Everyone who has watched the 49ers defense knows that this is a team that takes away the middle of the field, throws an extra defender in the box and therefore gives them an extra backer between the hash marks. That means Greg Jennings, Randall Cobb, Jermichael Finley, Jordy Nelson and James Jones have to get open outside.
The key to making it work for Green Bay is obviously the offensive line. They have to protect Rodgers to allow the receivers to take the plays inside and then turn them to the sidelines. It takes an extra second or two but if the O-line can keep the pressure off the quarterback, Rodgers can have a field day. And if they can do it within the speed and timing of the no-huddle, Rodgers can blow the game wide open early.
That, of course, could all happen. However, the big question is this: Can the Packers keep Kaepernick and that explosive 49ers offense off the scoreboard.
It’s interesting to note that Kaepernick’s numbers were not as good as Alex Smith’s even though Kaepernick was handed Smith’s job. Kaepernick completed 136-of-218 passes (62.4 per cent) for 1,814 yards, 10 touchdowns, three interceptions and quarterback rating of 98.3. Smith went 153-of-218 (70.2 per cent) for 1,737 yards, 13 touchdowns and five interceptions and quarterback rating of 104.1.
However, Frank Gore is still Frank Gore and if he’s healthy this week, it gives the Niners a ball-control runningback to go with a solid passer.
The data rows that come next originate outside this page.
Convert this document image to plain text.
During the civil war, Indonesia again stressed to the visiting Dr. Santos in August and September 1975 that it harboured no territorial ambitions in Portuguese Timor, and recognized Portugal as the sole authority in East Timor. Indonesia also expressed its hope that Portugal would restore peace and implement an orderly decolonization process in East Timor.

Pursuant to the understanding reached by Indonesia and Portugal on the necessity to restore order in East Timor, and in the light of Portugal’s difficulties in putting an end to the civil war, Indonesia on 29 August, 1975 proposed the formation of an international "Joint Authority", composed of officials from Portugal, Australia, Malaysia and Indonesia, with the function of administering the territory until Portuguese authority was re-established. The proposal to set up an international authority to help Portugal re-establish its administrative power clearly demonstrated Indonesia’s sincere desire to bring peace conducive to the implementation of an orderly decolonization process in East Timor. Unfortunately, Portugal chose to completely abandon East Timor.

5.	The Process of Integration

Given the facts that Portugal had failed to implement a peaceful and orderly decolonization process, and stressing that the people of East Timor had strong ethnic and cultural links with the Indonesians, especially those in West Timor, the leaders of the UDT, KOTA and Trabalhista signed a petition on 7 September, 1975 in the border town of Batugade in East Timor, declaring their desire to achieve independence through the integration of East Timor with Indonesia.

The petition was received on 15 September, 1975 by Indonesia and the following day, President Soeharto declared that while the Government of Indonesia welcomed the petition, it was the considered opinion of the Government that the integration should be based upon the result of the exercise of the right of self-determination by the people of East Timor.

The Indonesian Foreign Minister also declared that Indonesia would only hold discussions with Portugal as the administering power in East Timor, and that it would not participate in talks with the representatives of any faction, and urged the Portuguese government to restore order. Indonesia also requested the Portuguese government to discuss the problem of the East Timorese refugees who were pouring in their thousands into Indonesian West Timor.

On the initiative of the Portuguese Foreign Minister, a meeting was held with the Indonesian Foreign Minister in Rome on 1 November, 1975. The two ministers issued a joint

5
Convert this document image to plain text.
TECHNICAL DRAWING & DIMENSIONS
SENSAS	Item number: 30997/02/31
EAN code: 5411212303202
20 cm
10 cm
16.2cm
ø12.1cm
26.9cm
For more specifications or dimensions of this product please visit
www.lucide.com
This is going to be the best game of the week if the Packers do what they do best on offense and don’t get caught up in some defensive woes that will happen simply because they’re playing a against a solid offensive club.
“We were pleased with the way we played the run,” Packers defensive coordinator Dom Capers told ESPN after last Saturday night’s win over Minnesota. “Our guys did a good job of learning. We were more patient holding our gap control.
“This week, we’re going to see another powerful runner and an athletic quarterback.”
Ultimately, that will be the difference. If the Packers can do what they do best and shut down Kaepernick like they shut down Joe Webb (and that will more difficult than anyone can imagine), then they can go on the road and win. If not, Green Bay will get drilled.